The FTC has expressed great scepticism of claims that one of the merging parties is a failing firm, making it clear that the FTC would not alter its strict requirements. By contrast the DOJ confirmed that it is taking the impact of Covid-19 into account. And the ACCC has acknowledged that “very hard calls” will need to be made in respect of potential failing firms of strategic importance to Australia.
It will be vital for merging parties to quickly provide – and for agencies to properly interrogate – credible and compelling evidence of the need for relief, based on several possible counterfactuals. The CMA’s controversial U-turn in Amazon/Deliveroo is a cautionary tale of what can happen otherwise. Parties will also need to show long-term effects: a short-term hit that will pass won’t be enough.

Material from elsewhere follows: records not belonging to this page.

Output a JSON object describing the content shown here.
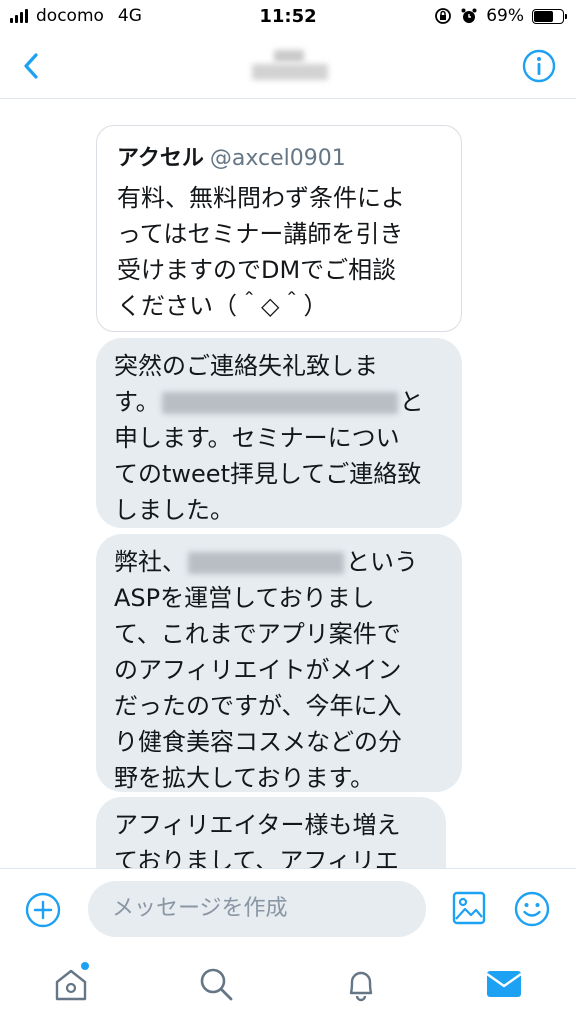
{
  "colors": {
    "accent": "#1da1f2",
    "bubble": "#e6ecf0",
    "text": "#14171a",
    "muted": "#657786"
  },
  "status_bar": {
    "carrier": "docomo",
    "network": "4G",
    "time": "11:52",
    "battery": "69%",
    "battery_level": 0.69
  },
  "nav": {
    "back_icon": "chevron-left-icon",
    "info_icon": "info-icon"
  },
  "quote": {
    "name": "アクセル",
    "handle": "@axcel0901",
    "lines": [
      "有料、無料問わず条件によ",
      "ってはセミナー講師を引き",
      "受けますのでDMでご相談",
      "ください（＾◇＾）"
    ]
  },
  "messages": [
    {
      "lines": [
        "突然のご連絡失礼致しま",
        "す。",
        "と",
        "申します。セミナーについ",
        "てのtweet拝見してご連絡致",
        "しました。"
      ]
    },
    {
      "lines": [
        "弊社、",
        "という",
        "ASPを運営しておりまし",
        "て、これまでアプリ案件で",
        "のアフィリエイトがメイン",
        "だったのですが、今年に入",
        "り健食美容コスメなどの分",
        "野を拡大しております。"
      ]
    },
    {
      "lines": [
        "アフィリエイター様も増え",
        "ておりまして、アフィリエ"
      ]
    }
  ],
  "composer": {
    "placeholder": "メッセージを作成"
  },
  "tabs": [
    "home-icon",
    "search-icon",
    "notifications-icon",
    "messages-icon"
  ]
}
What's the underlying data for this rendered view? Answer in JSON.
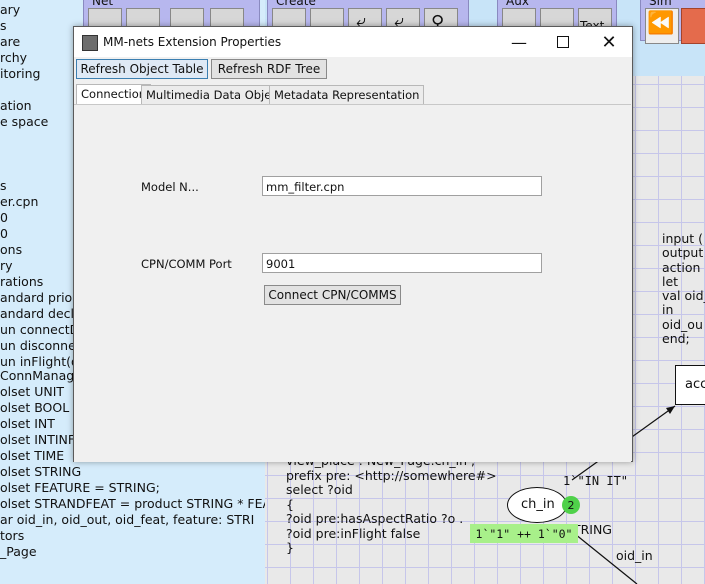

Dynamizing market definition
Companies have shown real dynamism by switching production during the crisis – from fashion to face masks, and from gin to hand sanitiser. Supply-side substitutability could play a more important role when defining product markets, feeding into the substantive assessment of mergers as well as the ongoing consultation
on the EC’s market definition notice.
What about remedies?
Where divestments are required to address concerns, potential purchasers – especially private equity firms – should expect intense scrutiny from competition agencies. In some jurisdictions like the US, it is now nearly always necessary to line up an upfront buyer.
Recent remedies packages are notable for their stringency. But the more stringent the remedy requirements, the smaller the pool of suitable buyers. Finding the type of perfect buyer that was required in Takeda/Shire (independent, no competition issues, plus sufficient financial resources, expertise and incentives to bring a pipeline product to market) will be hard if not impossible when capital is constrained, especially in badly affected sectors like transport.
Agencies are already extending remedy deadlines to ease the pressure. But it is likely that we’ll see more waiver requests. More remedy failures seem likely too. Like Safeway/Albertsons in the US where the buyers went bankrupt shortly after acquiring the divested businesses. Or Outokumpu/Inoxum in the EU where ultimately the divestment business was reacquired by the seller (Thyssenkrup) due to the lack of suitable buyers.